SS: Why only two layers?

BS: There exist a few nice two-layered packing puzzles designed by Serhiy Grabarchuk, e.g. Thick N’Thin 7 and Thick N’Thin 9 which were used for IPP (International Puzzle Party) exchange puzzles years ago. If such puzzles were made with more than two layers they will be more breakable the too.

SS: Was the fragility of pieces with more than two layers the only consideration?

BS: Yes, because with more layers it would be harder to combine and fit the pieces together and a little press outside the correct move could break it easily.

SS: You have stated that so far five solutions have been found to the puzzle (four with mixed colours and one with a single colour). In the design process did you try to narrow down the number of solutions and if so how?

BS: It was not my intention to create a puzzle with as few as possible solutions, these 4 + 1 solutions were found by checking this puzzle with Burr Tools.
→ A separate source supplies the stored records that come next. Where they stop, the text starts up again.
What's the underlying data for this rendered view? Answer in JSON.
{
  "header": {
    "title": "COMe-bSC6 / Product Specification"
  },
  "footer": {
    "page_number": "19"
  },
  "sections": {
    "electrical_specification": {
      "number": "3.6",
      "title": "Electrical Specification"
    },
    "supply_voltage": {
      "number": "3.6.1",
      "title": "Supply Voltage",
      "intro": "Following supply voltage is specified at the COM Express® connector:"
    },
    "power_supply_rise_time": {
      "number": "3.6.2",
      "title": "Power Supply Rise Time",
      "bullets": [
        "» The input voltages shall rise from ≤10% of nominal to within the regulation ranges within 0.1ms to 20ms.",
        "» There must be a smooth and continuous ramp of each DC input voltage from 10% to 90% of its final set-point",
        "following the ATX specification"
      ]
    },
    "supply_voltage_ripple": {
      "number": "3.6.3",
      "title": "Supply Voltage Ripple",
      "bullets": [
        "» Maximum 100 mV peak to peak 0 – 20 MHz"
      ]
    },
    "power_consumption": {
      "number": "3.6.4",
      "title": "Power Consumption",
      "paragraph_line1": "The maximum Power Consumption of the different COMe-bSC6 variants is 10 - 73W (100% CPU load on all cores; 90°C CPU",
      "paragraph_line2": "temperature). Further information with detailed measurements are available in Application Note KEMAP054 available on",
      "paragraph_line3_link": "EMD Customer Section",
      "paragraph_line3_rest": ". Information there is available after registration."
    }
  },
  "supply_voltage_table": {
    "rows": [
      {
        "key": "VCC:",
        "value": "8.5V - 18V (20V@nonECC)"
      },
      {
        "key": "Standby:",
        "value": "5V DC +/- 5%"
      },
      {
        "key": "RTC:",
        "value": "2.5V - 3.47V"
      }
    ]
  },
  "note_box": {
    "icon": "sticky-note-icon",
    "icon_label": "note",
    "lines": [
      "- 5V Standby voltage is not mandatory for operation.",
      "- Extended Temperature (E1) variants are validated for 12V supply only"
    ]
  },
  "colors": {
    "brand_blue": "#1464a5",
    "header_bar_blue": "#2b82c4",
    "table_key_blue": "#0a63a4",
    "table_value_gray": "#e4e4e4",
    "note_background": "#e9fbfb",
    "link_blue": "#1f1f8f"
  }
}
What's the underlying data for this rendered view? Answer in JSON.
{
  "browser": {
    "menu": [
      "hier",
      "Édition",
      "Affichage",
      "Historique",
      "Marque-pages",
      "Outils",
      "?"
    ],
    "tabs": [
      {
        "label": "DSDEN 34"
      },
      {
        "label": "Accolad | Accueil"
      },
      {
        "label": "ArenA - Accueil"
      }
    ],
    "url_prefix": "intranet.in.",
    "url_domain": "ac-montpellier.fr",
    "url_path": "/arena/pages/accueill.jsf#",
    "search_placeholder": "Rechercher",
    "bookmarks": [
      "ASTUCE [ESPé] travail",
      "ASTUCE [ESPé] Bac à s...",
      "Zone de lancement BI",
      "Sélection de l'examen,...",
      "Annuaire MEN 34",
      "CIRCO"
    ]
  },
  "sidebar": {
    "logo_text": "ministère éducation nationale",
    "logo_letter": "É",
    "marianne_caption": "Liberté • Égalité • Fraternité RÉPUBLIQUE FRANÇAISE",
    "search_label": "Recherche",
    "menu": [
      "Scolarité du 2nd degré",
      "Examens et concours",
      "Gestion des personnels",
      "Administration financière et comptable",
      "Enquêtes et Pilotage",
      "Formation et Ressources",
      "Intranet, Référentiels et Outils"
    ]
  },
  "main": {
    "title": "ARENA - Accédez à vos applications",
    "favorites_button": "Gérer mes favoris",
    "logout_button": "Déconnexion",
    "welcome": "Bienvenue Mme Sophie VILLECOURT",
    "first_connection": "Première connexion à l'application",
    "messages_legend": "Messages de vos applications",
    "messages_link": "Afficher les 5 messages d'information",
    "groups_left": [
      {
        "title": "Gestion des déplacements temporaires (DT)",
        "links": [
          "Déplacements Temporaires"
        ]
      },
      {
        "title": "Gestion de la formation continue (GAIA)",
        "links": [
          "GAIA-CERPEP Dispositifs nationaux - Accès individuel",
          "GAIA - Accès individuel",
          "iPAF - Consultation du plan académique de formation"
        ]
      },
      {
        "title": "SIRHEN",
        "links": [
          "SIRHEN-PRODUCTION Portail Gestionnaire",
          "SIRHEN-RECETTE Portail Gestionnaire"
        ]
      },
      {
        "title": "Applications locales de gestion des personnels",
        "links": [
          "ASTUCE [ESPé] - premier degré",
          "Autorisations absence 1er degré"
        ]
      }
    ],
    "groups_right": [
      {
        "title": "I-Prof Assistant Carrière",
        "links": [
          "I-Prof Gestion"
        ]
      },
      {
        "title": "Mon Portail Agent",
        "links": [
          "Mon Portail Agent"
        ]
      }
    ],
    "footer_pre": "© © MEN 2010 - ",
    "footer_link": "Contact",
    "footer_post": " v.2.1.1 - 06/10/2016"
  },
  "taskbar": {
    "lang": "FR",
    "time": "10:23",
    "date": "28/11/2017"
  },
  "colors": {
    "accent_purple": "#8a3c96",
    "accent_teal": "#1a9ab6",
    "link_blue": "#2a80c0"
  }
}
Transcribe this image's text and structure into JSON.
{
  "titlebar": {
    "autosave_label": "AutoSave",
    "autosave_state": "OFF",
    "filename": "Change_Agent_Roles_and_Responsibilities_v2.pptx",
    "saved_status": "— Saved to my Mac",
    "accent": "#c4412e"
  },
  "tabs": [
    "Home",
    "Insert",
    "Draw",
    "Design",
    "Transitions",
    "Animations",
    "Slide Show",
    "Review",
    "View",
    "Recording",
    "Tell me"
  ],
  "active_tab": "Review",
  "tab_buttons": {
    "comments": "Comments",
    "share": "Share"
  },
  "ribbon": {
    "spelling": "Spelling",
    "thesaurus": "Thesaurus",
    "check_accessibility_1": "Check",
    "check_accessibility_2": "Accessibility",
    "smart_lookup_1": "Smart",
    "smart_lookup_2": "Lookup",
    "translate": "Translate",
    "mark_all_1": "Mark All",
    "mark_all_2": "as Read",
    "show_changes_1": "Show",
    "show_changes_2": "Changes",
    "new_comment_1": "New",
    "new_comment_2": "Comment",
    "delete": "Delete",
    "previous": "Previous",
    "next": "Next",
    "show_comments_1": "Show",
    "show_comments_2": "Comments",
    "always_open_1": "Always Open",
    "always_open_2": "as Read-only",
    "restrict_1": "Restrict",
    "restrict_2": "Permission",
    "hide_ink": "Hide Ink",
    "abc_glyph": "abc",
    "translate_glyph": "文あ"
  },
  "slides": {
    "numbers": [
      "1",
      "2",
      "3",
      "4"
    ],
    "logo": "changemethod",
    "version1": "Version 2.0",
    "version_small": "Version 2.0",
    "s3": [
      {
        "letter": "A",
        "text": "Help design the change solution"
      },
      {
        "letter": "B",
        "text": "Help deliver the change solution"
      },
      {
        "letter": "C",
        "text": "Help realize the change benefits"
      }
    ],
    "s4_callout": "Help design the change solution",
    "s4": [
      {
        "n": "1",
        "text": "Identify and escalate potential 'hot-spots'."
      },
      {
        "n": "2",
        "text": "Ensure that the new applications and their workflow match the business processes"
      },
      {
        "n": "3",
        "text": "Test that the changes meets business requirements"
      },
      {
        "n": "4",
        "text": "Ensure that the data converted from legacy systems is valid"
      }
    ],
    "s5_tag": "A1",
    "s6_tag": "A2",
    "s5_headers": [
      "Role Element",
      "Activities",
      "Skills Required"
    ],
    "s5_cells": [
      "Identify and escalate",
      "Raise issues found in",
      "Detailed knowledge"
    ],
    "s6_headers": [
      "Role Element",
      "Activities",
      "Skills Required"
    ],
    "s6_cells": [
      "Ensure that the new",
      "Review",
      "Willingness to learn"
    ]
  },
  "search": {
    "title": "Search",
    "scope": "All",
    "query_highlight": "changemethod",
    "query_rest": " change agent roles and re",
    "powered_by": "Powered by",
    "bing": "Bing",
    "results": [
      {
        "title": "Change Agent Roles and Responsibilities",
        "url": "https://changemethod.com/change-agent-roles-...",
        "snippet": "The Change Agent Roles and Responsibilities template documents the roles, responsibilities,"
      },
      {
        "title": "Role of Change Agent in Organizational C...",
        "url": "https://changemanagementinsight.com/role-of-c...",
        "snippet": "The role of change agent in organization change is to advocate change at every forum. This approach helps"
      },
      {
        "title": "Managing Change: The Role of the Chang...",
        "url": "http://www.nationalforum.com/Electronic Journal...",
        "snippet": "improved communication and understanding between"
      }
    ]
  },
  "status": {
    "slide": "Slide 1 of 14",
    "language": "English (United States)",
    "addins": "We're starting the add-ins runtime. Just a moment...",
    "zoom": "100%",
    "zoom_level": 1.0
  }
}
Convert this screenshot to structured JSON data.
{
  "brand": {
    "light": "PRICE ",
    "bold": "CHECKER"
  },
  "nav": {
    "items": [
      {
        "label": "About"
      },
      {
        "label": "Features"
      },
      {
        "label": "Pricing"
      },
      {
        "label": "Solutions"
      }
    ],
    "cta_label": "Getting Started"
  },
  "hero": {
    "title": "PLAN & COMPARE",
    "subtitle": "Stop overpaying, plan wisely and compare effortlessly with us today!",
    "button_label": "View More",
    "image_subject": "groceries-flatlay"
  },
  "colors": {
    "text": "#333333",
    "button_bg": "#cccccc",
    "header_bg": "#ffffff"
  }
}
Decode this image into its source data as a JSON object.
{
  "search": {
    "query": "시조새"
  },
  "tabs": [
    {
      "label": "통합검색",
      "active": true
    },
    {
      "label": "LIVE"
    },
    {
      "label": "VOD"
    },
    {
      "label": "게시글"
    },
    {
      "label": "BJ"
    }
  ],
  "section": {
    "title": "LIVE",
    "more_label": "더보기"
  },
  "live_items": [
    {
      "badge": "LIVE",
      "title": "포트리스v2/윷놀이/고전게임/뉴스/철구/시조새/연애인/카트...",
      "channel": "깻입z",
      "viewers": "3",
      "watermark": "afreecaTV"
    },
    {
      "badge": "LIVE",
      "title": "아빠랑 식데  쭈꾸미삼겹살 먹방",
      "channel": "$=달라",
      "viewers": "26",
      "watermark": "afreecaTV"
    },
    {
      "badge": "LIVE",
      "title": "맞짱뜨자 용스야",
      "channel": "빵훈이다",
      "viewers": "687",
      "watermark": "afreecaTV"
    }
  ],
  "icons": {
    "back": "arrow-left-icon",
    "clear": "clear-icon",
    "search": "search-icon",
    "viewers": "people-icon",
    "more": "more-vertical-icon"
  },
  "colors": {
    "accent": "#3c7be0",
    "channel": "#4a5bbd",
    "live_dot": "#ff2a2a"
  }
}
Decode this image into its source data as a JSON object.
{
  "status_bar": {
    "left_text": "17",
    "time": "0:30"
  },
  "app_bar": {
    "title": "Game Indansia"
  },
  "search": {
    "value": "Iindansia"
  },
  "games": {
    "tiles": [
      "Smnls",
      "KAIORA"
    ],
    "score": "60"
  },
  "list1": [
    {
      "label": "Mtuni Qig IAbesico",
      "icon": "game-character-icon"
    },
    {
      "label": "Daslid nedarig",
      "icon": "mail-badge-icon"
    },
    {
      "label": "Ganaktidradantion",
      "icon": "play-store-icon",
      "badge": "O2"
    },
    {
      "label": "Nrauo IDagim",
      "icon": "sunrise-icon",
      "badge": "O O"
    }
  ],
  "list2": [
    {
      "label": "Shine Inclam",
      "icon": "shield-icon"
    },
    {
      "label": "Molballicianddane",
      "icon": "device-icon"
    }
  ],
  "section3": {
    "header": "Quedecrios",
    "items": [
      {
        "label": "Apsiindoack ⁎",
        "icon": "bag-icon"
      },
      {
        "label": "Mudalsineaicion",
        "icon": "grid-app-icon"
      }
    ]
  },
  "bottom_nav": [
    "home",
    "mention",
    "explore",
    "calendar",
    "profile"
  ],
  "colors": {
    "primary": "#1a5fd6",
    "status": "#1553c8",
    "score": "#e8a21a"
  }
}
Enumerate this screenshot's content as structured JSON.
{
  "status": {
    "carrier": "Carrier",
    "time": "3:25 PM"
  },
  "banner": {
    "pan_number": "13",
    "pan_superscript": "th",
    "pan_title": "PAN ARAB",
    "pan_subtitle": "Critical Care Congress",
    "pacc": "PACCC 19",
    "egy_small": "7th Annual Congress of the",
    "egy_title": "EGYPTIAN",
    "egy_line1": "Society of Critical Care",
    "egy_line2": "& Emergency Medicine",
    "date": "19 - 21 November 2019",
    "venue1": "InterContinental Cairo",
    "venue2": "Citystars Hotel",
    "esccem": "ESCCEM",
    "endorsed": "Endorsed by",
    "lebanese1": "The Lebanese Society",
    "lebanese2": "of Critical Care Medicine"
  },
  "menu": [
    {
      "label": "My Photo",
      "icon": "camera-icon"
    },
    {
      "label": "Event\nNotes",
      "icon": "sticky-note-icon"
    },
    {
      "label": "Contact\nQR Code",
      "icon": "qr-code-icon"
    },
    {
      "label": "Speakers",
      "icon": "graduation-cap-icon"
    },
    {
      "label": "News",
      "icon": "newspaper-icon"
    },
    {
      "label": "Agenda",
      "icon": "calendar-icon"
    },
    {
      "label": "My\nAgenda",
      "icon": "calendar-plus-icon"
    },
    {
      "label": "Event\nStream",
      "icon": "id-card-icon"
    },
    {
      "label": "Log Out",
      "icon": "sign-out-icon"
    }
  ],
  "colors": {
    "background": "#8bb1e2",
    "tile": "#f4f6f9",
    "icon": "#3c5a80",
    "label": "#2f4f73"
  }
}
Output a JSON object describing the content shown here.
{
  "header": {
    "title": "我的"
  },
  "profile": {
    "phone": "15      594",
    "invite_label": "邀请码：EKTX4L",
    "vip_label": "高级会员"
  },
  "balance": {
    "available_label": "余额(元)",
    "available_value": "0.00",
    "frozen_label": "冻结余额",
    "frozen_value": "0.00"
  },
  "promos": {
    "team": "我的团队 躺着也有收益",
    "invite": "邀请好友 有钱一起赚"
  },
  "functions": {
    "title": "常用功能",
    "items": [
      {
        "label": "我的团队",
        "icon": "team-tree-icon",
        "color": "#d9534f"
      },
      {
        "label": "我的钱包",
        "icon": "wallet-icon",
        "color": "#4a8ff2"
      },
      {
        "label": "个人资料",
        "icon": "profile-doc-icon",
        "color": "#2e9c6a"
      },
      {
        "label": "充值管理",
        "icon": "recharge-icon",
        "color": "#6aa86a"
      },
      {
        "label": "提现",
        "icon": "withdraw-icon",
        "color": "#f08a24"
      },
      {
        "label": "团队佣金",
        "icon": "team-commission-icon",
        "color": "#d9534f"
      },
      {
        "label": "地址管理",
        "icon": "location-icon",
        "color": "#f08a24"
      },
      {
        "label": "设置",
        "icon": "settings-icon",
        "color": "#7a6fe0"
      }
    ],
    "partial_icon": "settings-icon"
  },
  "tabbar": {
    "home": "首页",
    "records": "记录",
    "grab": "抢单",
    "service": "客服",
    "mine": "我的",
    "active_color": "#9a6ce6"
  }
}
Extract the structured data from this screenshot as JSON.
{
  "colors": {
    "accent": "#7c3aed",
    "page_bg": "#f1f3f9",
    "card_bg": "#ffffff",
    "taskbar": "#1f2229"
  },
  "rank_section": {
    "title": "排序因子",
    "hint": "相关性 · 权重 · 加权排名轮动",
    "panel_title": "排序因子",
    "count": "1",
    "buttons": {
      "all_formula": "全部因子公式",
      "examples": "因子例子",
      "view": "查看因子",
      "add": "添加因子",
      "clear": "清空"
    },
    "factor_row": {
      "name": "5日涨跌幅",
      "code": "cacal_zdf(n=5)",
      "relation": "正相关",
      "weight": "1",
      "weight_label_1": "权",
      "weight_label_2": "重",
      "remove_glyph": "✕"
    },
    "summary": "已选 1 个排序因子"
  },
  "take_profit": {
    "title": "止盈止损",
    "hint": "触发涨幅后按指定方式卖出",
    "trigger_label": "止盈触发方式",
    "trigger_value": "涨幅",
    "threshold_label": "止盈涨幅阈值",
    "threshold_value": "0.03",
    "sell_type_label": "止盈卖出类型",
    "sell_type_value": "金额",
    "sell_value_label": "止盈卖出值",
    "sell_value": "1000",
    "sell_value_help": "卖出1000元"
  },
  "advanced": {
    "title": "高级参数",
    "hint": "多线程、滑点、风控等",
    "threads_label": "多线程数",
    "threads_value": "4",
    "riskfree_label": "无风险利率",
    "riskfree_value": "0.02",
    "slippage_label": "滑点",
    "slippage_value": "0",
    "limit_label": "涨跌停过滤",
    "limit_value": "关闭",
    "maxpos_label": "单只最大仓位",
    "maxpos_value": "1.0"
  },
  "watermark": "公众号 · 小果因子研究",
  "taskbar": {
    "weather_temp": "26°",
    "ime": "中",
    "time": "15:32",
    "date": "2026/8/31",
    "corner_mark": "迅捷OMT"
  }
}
I myself was surprised that it has only these 4+1 solutions, I didn’t expect it.

SS: A lot of designers go out of their way to ensure that their puzzle has a unique solution. Do you have any preference for tray packing puzzles with a unique solution versus those with multiple assemblies?

BS: Yes, I have a little preference for single solutions, but I think a packing puzzle with more solutions will not be easier. The best example is the Soma Cube with 240 different solutions and if I remember correctly Dudeney was trying to find all in one rainy afternoon.

The first prototype of the puzzle made from leftover pieces (Photo courtesy Bernhard Schweitzer)

The first prototype of the puzzle made from leftover pieces (Photo courtesy Bernhard Schweitzer)

SS: After finalising the shape of the tiles and the size of the tray how much testing and tweaking did the puzzle go through?

BS: I gave it to some puzzle friends to first check the number of solutions and then the feeling during the solving process. Almost all informed me that I had to produce it, because it was a good idea, simple looking but hard in solving.

SS: Did the puzzle go through any changes after this testing phase, or is the final puzzle the same as the one your puzzle friends played with?

BS: The puzzle was after that never changed, the pieces were made just like the first model I made.

SS: You seem to enjoy solving as well as creating difficult puzzles, to what extent does this factor into your puzzle creation process

BS: I’m not a big puzzle creator, I started with a series of 3x3x3 packing cubes and made a so called Kreta series, all named after people from old Cretan history (see here). Then I made a tactical game in solving 3x3x3 cubes for teams up to four people. In recent years I’m much more of a solver and producer than designer and created my website Puzzlewood to show the newest and in my opinion nicest puzzles from different designers round the world who were so polite to give me permission to produce these new items in smaller quantities. I also help and support collectors find a nice idea for exchange puzzles for the IPP where I participated in almost all in the last 17 years. So I see myself as a middleman between designers and collectors to help both in their hobby, producing newly-designed pieces and helping collectors to get these new items for their collection.

SS: Do you have in mind an ideal solve time for this puzzle?

BS: No, absolutely not. I heard about one hour and also more than some days. My intention is always: play with the puzzle, solving will come.

SS: I’d like to ask about your preference for wooden puzzles. Among collectors there are definite material preferences. Why do you prefer wood puzzles? Black and White Ls, for example, would be quite similar in plastic or even metal.

BS: My god no, I hate the sound from metal puzzles and the touch of plastic puzzles. In my collection of round about now 4000 items more than 95 per cent are made from wood, almost all from different nice exotic and European hardwoods. I take plastic and metal puzzles only at the puzzle exchange during the IPPs. My motto or “password” is: wood is food for the brain, you have only to produce something intelligent from it.

Black and White Ls was purchased from Bernhard Schweitzer through his online puzzle emporium Puzzlewood.